The Bank of England will hold interest rates at 0.5 per cent and commit £50bn to QE.

The Bank of England have announced plans to inject the economy over the next fou
The Bank of England have announced plans to inject the economy over the next four months. Photo: Getty Images

The Bank of England has announced that it will inject £50bn into the UK economy over the next four month as a continuation of its Quantitative Easing (QE) programme.

QE works pumps money into the economy through the purchase of long term bonds by the Bank of England, freeing businesses and banks from long term financial commitments.

This increase of stimulus brings the total QE package to do up to £375m.

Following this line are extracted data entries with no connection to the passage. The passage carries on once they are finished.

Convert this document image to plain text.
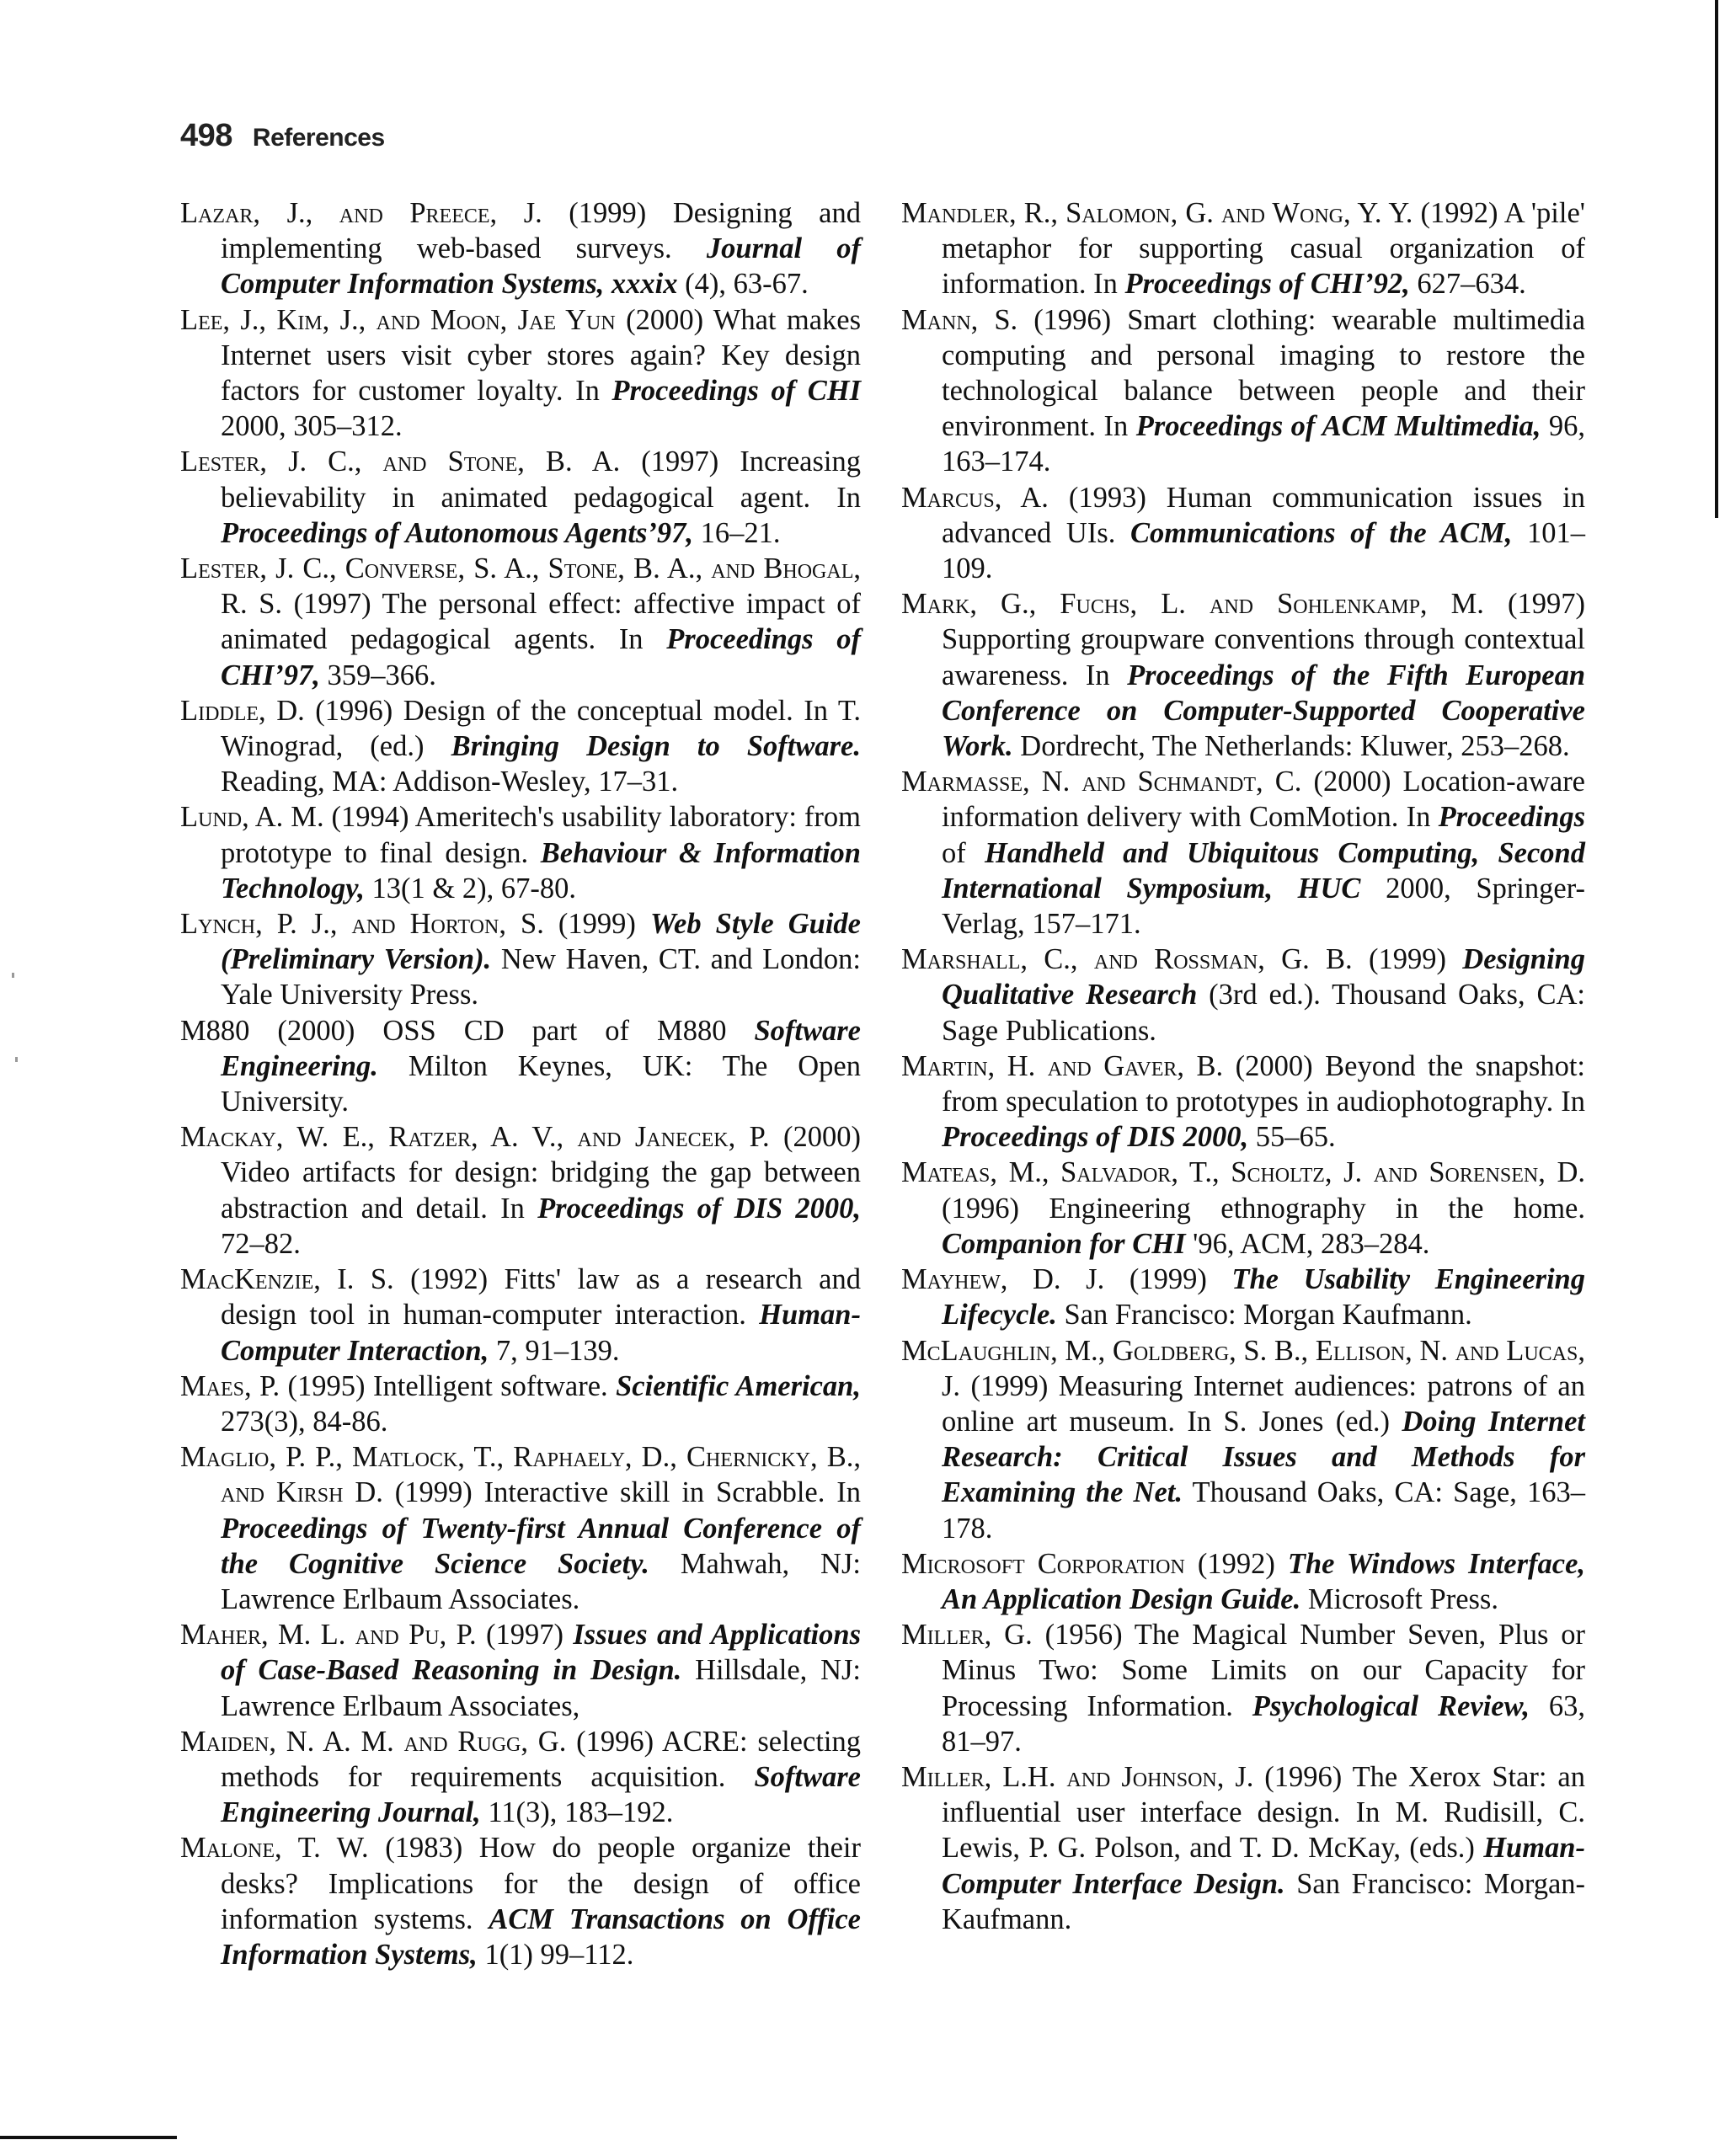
498 References

Lazar, J., and Preece, J. (1999) Designing and implementing web-based surveys. Journal of Computer Information Systems, xxxix (4), 63-67.

Lee, J., Kim, J., and Moon, Jae Yun (2000) What makes Internet users visit cyber stores again? Key design factors for customer loyalty. In Proceedings of CHI 2000, 305–312.

Lester, J. C., and Stone, B. A. (1997) Increasing believability in animated pedagogical agent. In Proceedings of Autonomous Agents’97, 16–21.

Lester, J. C., Converse, S. A., Stone, B. A., and Bhogal, R. S. (1997) The personal effect: affective impact of animated pedagogical agents. In Proceedings of CHI’97, 359–366.

Liddle, D. (1996) Design of the conceptual model. In T. Winograd, (ed.) Bringing Design to Software. Reading, MA: Addison-Wesley, 17–31.

Lund, A. M. (1994) Ameritech's usability laboratory: from prototype to final design. Behaviour & Information Technology, 13(1 & 2), 67-80.

Lynch, P. J., and Horton, S. (1999) Web Style Guide (Preliminary Version). New Haven, CT. and London: Yale University Press.

M880 (2000) OSS CD part of M880 Software Engineering. Milton Keynes, UK: The Open University.

Mackay, W. E., Ratzer, A. V., and Janecek, P. (2000) Video artifacts for design: bridging the gap between abstraction and detail. In Proceedings of DIS 2000, 72–82.

MacKenzie, I. S. (1992) Fitts' law as a research and design tool in human-computer interaction. Human-Computer Interaction, 7, 91–139.

Maes, P. (1995) Intelligent software. Scientific American, 273(3), 84-86.

Maglio, P. P., Matlock, T., Raphaely, D., Chernicky, B., and Kirsh D. (1999) Interactive skill in Scrabble. In Proceedings of Twenty-first Annual Conference of the Cognitive Science Society. Mahwah, NJ: Lawrence Erlbaum Associates.

Maher, M. L. and Pu, P. (1997) Issues and Applications of Case-Based Reasoning in Design. Hillsdale, NJ: Lawrence Erlbaum Associates,

Maiden, N. A. M. and Rugg, G. (1996) ACRE: selecting methods for requirements acquisition. Software Engineering Journal, 11(3), 183–192.

Malone, T. W. (1983) How do people organize their desks? Implications for the design of office information systems. ACM Transactions on Office Information Systems, 1(1) 99–112.

Mandler, R., Salomon, G. and Wong, Y. Y. (1992) A 'pile' metaphor for supporting casual organization of information. In Proceedings of CHI’92, 627–634.

Mann, S. (1996) Smart clothing: wearable multimedia computing and personal imaging to restore the technological balance between people and their environment. In Proceedings of ACM Multimedia, 96, 163–174.

Marcus, A. (1993) Human communication issues in advanced UIs. Communications of the ACM, 101–109.

Mark, G., Fuchs, L. and Sohlenkamp, M. (1997) Supporting groupware conventions through contextual awareness. In Proceedings of the Fifth European Conference on Computer-Supported Cooperative Work. Dordrecht, The Netherlands: Kluwer, 253–268.

Marmasse, N. and Schmandt, C. (2000) Location-aware information delivery with ComMotion. In Proceedings of Handheld and Ubiquitous Computing, Second International Symposium, HUC 2000, Springer-Verlag, 157–171.

Marshall, C., and Rossman, G. B. (1999) Designing Qualitative Research (3rd ed.). Thousand Oaks, CA: Sage Publications.

Martin, H. and Gaver, B. (2000) Beyond the snapshot: from speculation to prototypes in audiophotography. In Proceedings of DIS 2000, 55–65.

Mateas, M., Salvador, T., Scholtz, J. and Sorensen, D. (1996) Engineering ethnography in the home. Companion for CHI '96, ACM, 283–284.

Mayhew, D. J. (1999) The Usability Engineering Lifecycle. San Francisco: Morgan Kaufmann.

McLaughlin, M., Goldberg, S. B., Ellison, N. and Lucas, J. (1999) Measuring Internet audiences: patrons of an online art museum. In S. Jones (ed.) Doing Internet Research: Critical Issues and Methods for Examining the Net. Thousand Oaks, CA: Sage, 163–178.

Microsoft Corporation (1992) The Windows Interface, An Application Design Guide. Microsoft Press.

Miller, G. (1956) The Magical Number Seven, Plus or Minus Two: Some Limits on our Capacity for Processing Information. Psychological Review, 63, 81–97.

Miller, L.H. and Johnson, J. (1996) The Xerox Star: an influential user interface design. In M. Rudisill, C. Lewis, P. G. Polson, and T. D. McKay, (eds.) Human-Computer Interface Design. San Francisco: Morgan-Kaufmann.
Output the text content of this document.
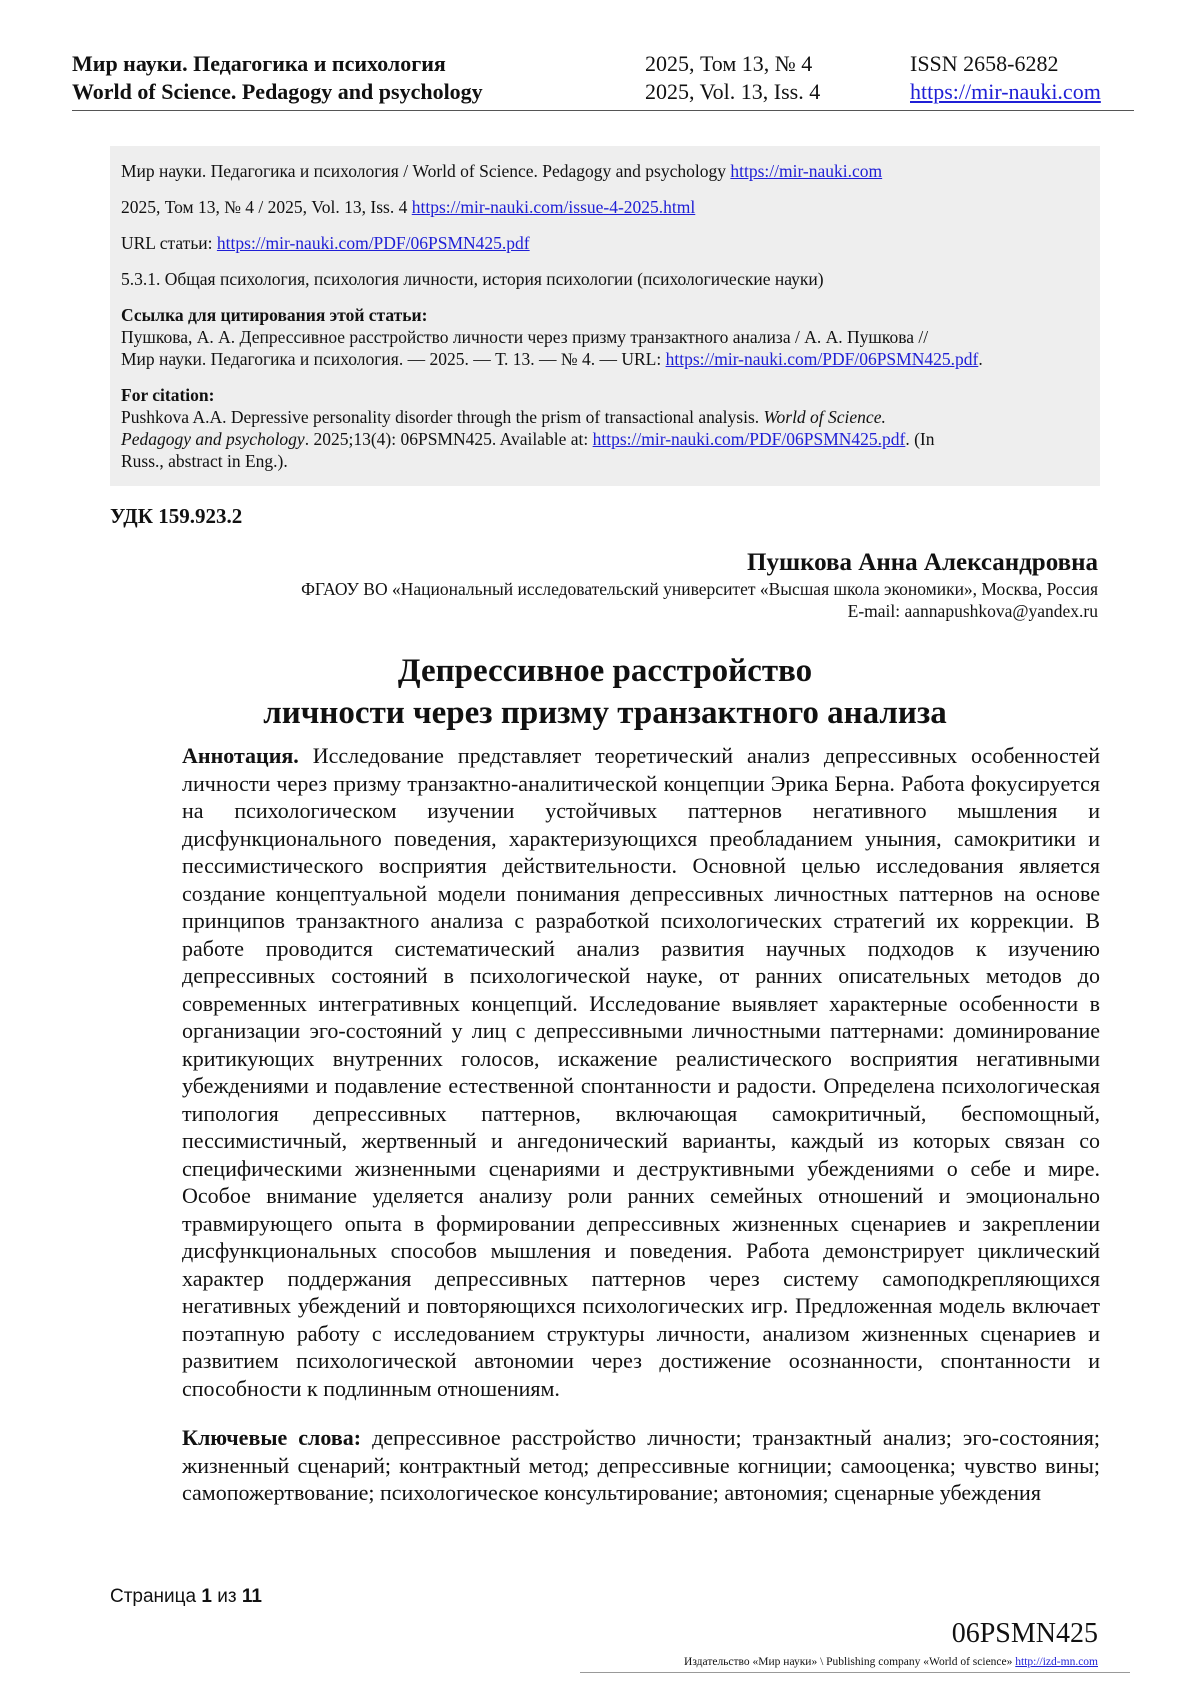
Мир науки. Педагогика и психология
World of Science. Pedagogy and psychology
2025, Том 13, № 4
2025, Vol. 13, Iss. 4
ISSN 2658-6282
https://mir-nauki.com
Мир науки. Педагогика и психология / World of Science. Pedagogy and psychology https://mir-nauki.com
2025, Том 13, № 4 / 2025, Vol. 13, Iss. 4 https://mir-nauki.com/issue-4-2025.html
URL статьи: https://mir-nauki.com/PDF/06PSMN425.pdf
5.3.1. Общая психология, психология личности, история психологии (психологические науки)
Ссылка для цитирования этой статьи:
Пушкова, А. А. Депрессивное расстройство личности через призму транзактного анализа / А. А. Пушкова //
Мир науки. Педагогика и психология. — 2025. — Т. 13. — № 4. — URL: https://mir-nauki.com/PDF/06PSMN425.pdf.
For citation:
Pushkova A.A. Depressive personality disorder through the prism of transactional analysis. World of Science.
Pedagogy and psychology. 2025;13(4): 06PSMN425. Available at: https://mir-nauki.com/PDF/06PSMN425.pdf. (In
Russ., abstract in Eng.).
УДК 159.923.2
Пушкова Анна Александровна
ФГАОУ ВО «Национальный исследовательский университет «Высшая школа экономики», Москва, Россия
E-mail: aannapushkova@yandex.ru
Депрессивное расстройство
личности через призму транзактного анализа
Аннотация. Исследование представляет теоретический анализ депрессивных особенностей личности через призму транзактно-аналитической концепции Эрика Берна. Работа фокусируется на психологическом изучении устойчивых паттернов негативного мышления и дисфункционального поведения, характеризующихся преобладанием уныния, самокритики и пессимистического восприятия действительности. Основной целью исследования является создание концептуальной модели понимания депрессивных личностных паттернов на основе принципов транзактного анализа с разработкой психологических стратегий их коррекции. В работе проводится систематический анализ развития научных подходов к изучению депрессивных состояний в психологической науке, от ранних описательных методов до современных интегративных концепций. Исследование выявляет характерные особенности в организации эго-состояний у лиц с депрессивными личностными паттернами: доминирование критикующих внутренних голосов, искажение реалистического восприятия негативными убеждениями и подавление естественной спонтанности и радости. Определена психологическая типология депрессивных паттернов, включающая самокритичный, беспомощный, пессимистичный, жертвенный и ангедонический варианты, каждый из которых связан со специфическими жизненными сценариями и деструктивными убеждениями о себе и мире. Особое внимание уделяется анализу роли ранних семейных отношений и эмоционально травмирующего опыта в формировании депрессивных жизненных сценариев и закреплении дисфункциональных способов мышления и поведения. Работа демонстрирует циклический характер поддержания депрессивных паттернов через систему самоподкрепляющихся негативных убеждений и повторяющихся психологических игр. Предложенная модель включает поэтапную работу с исследованием структуры личности, анализом жизненных сценариев и развитием психологической автономии через достижение осознанности, спонтанности и способности к подлинным отношениям.
Ключевые слова: депрессивное расстройство личности; транзактный анализ; эго-состояния; жизненный сценарий; контрактный метод; депрессивные когниции; самооценка; чувство вины; самопожертвование; психологическое консультирование; автономия; сценарные убеждения
Страница 1 из 11
06PSMN425
Издательство «Мир науки» \ Publishing company «World of science» http://izd-mn.com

The Bank also announced that it will leave UK interest rates unchanged at 0.5 per cent. This week this decision was mirrored in the Eurozone, where the European Central Bank lowered interest rates from 1 per cent to 0.75 per cent.

The decisions by the Bank of England were taking in the Monetary Policy Committee’s (MPC) July meeting today.  Bank Governor Sir Mervyn King last week said that he was shocked at the sudden worsening of financial conditions in the past six months. This negative news was mimicked in the statement from the MPC which said that decisions had been taken following the UK economy “barely growing for a year and a half”.

With slowed growth in the export market, caused in part by the eurozone crisis, there are fears that inflation may fall below the target of 2 per cent, having fallen from a consumer price index (CPI) of 5.2 per cent in September to just 2.8 per cent today.

This announcement follows the creation earlier this month of a £100bn-plus scheme to increase bank lending. This scheme comes in two parts: the first provides cheap credit to banks on the condition that they lend to businesses; the second covers banks’ potential short-term liquidity problems.

There are speculations that further measures will be taken  to boost the economy through lending and accessibility of credit, however there are growing fears that these measures, which have kept the base rate at a record low for over three years, are causing harm to pensions and other savings.